With everyone scrambling for every conceivable advantage, it’s important that journalists remain honest brokers of information. But in a world where they are being shot at, prosecuted, sued and stonewalled, that’s increasingly hard to do.
---
ABC’s “World News Tonight” launched a series last week on the wounded of the Iraq war — a subject close to anchor Elizabeth Vargas’s heart.
Not only were her colleagues Bob Woodruff and Doug Vogt seriously injured by a roadside bomb on Jan. 29, but “I am an Army brat,” she says. “I grew up around bases with a dad who fought in a war. I know what it’s like to cope with that.”
Vargas says ABC has extensively covered the problems of veterans, but that “we were also reminded with what happened to Bob and Doug” that there is a growing group of people at home bearing the physical scars of the Iraq conflict, which has left 17,000 Americans wounded. “These are men and women who dedicate their lives to defending this country. They often have a difficult time emotionally, psychologically, physically and financially.”
Vogt was transferred to an outpatient facility at Bethesda Naval Hospital last week, but Woodruff remains under medical sedation.
Asked about criticism that the injuries of two journalists are receiving far more media attention than those of so many soldiers, Vargas says she has tried to emphasize the others in the past two weeks. “Obviously Bob is well known,” she says. “I think that’s something you can turn to your advantage by re-shining the light on the people they were covering” in the military.
The first piece in the “Homefront” series, by Dean Reynolds, looked at two disabled veterans first interviewed by the network two years ago. An Iowa man who lost both legs has become a spokesman for veterans, while a Pennsylvania man who lost a leg and his eyesight was buoyed by a group called Homes for Our Troops, which is building him a house free of charge.
“It’s about their triumphs, too,” Vargas says. “This isn’t just a downer.”
---
In a Washington Times profile of Sen. Barack Obama Friday, reporter Eric Pfeiffer described the portraits in the Illinois Democrat’s personal office.
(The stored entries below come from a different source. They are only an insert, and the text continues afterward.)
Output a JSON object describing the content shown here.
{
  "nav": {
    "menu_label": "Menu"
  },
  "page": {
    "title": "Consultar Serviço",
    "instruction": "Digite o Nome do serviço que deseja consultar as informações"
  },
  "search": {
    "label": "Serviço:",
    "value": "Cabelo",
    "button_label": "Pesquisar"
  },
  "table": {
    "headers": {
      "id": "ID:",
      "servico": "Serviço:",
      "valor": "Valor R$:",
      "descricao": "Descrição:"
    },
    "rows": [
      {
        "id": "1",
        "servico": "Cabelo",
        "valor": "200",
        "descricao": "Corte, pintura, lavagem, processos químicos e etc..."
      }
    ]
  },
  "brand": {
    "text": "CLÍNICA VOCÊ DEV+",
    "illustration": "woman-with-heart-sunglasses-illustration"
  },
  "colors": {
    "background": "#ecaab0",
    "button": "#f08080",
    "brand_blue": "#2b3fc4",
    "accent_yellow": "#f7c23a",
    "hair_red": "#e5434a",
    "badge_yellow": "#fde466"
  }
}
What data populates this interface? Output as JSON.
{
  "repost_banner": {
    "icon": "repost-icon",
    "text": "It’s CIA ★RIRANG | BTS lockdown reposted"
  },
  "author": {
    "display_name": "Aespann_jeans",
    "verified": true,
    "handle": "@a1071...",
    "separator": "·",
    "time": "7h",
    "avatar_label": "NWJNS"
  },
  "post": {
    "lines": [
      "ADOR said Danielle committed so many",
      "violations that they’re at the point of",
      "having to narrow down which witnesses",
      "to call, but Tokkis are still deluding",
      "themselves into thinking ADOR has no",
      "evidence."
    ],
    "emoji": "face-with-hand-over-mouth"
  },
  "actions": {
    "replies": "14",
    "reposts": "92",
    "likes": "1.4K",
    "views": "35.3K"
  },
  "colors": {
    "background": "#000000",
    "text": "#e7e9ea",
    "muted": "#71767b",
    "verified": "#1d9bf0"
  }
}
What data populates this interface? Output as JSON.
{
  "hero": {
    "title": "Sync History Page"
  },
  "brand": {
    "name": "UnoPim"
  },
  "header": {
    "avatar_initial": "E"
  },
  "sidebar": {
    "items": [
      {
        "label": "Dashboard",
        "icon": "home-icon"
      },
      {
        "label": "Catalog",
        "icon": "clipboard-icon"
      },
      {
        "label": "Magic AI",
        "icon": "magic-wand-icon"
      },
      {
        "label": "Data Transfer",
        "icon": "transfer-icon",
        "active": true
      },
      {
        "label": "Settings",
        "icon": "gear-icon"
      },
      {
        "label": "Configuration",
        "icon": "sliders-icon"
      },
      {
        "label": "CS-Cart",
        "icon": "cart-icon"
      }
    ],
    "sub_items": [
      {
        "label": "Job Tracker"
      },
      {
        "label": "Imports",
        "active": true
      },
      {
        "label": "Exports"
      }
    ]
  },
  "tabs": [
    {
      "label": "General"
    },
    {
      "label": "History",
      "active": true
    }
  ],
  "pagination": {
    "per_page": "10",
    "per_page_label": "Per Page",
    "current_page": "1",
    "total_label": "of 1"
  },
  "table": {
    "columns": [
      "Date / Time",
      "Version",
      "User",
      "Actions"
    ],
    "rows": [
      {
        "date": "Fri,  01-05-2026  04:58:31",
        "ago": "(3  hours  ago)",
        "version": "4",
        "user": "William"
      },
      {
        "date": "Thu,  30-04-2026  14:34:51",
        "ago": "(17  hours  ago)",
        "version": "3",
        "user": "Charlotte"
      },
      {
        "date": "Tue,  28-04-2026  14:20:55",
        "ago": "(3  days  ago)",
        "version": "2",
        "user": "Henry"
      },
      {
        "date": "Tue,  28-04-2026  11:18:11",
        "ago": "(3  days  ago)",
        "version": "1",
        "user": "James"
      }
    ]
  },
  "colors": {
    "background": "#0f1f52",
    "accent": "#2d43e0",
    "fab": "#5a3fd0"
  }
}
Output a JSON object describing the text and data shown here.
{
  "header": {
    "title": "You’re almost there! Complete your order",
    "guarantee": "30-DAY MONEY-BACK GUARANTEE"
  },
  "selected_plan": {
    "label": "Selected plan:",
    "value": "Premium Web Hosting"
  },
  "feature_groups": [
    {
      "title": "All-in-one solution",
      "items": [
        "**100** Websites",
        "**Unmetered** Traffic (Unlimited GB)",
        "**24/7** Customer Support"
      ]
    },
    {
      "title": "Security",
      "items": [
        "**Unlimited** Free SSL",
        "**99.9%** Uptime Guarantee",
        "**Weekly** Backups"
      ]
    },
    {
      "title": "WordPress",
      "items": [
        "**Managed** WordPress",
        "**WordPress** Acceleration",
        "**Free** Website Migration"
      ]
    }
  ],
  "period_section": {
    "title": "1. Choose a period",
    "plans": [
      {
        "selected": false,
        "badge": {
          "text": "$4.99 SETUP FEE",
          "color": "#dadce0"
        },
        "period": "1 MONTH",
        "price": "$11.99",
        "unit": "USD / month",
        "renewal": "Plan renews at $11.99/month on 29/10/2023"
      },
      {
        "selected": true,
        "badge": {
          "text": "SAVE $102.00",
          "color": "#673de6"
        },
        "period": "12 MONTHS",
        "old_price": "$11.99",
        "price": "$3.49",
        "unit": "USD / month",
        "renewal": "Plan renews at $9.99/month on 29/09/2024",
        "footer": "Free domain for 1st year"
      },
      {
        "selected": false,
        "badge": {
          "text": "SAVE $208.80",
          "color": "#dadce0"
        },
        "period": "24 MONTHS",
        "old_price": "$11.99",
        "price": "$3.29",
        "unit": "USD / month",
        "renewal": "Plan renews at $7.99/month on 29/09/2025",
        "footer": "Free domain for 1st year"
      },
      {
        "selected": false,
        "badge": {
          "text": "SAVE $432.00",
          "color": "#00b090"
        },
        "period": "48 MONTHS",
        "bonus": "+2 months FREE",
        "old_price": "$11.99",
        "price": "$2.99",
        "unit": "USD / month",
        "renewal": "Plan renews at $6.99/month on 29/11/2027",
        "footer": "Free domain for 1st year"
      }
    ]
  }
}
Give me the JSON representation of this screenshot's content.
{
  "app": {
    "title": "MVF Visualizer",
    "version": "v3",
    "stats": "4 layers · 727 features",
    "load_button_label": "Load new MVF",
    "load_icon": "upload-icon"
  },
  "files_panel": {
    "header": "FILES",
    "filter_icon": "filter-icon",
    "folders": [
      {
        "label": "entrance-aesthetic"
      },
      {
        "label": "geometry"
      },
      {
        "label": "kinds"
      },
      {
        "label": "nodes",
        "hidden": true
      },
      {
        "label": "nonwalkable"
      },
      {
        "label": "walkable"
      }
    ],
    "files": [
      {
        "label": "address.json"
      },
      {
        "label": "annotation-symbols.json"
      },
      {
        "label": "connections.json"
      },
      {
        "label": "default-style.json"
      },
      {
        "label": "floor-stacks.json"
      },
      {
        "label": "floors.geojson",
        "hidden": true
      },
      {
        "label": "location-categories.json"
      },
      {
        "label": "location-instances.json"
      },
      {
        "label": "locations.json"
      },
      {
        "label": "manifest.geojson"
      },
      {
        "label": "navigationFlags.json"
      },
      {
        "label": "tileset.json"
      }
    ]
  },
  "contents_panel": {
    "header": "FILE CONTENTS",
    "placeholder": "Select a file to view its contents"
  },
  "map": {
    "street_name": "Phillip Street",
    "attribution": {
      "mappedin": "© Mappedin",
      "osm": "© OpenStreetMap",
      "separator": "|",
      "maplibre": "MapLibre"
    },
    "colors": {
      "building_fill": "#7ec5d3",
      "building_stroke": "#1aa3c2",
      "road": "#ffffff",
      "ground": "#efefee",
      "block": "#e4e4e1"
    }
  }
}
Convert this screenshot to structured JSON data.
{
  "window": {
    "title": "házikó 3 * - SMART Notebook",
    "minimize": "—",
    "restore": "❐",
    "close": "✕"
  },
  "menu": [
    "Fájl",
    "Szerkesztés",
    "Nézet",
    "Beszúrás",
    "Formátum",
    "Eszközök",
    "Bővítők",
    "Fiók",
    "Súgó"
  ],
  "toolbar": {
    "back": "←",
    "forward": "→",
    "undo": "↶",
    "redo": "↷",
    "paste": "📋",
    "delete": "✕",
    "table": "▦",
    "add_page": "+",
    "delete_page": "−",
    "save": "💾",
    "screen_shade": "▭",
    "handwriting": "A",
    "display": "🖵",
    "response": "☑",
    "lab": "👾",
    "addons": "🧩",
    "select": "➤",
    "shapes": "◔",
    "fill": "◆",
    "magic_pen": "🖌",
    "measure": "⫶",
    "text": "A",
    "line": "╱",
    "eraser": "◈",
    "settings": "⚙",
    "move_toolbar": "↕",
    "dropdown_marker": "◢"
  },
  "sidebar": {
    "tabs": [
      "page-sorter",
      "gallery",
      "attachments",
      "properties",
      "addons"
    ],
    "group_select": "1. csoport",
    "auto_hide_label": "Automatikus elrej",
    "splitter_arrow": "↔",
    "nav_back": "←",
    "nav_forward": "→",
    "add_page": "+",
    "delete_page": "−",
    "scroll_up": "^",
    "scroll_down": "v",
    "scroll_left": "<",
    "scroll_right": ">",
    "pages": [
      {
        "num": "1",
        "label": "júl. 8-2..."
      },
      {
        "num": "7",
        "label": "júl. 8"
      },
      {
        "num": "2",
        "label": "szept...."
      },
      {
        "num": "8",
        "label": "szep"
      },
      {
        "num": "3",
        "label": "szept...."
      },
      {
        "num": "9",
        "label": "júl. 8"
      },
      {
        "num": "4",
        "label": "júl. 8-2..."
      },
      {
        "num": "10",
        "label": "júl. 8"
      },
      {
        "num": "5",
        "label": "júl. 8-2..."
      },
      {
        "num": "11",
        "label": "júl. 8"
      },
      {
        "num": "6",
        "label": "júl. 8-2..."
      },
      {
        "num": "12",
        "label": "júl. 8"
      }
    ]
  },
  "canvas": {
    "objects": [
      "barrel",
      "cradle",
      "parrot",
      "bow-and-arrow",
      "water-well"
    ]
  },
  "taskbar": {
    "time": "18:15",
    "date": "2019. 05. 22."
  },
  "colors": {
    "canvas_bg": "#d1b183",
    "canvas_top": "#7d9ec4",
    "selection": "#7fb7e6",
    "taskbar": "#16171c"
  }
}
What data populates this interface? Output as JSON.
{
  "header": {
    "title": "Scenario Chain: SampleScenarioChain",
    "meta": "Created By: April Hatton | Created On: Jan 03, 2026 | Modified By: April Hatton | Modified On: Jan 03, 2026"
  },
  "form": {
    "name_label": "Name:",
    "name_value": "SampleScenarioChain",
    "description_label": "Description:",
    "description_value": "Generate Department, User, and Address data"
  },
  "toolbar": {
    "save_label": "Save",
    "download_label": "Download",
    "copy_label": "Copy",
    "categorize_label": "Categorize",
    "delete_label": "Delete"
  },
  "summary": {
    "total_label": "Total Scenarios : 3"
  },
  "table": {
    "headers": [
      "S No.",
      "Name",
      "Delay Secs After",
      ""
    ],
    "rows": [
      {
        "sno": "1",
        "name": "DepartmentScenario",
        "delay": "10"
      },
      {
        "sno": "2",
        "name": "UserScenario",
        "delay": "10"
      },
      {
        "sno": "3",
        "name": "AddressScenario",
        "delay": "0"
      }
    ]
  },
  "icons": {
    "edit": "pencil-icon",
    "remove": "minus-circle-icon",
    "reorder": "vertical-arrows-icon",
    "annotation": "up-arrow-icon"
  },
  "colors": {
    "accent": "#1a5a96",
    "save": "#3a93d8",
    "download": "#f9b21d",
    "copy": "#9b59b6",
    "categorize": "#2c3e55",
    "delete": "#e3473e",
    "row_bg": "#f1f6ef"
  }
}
Pfeiffer also quoted Mississippi Republican Sen. Trent Lott as saying Obama “needs to be a little more of a leader in the center if he really wants to have an impact,” and Markos Moulitsas, founder of the Daily Kos blog, as saying Obama “has not been the kind of strong leader people expected.”
The problem is, Pfeiffer never interviewed Lott or Moulitsas — who has accused him of “outright plagiarism” — or visited Obama’s office. The material was lifted from a Chicago Sun-Times piece last month.
“I definitely made a mistake in not including the attribution,” says Pfeiffer, a former National Review Online writer who has been with the Times for just over a week. He says he believes he “intended” to credit the Sun-Times “and I didn’t. I guess it’s a fairly weak excuse, but it’s an honest one.”
Times Managing Editor Francis Coombs says Pfeiffer “acknowledged a stupid mistake. Needless to say, that’s correct.” The paper ran a correction Saturday, and Coombs said the editors will review Pfeiffer’s other stories before deciding what action to take.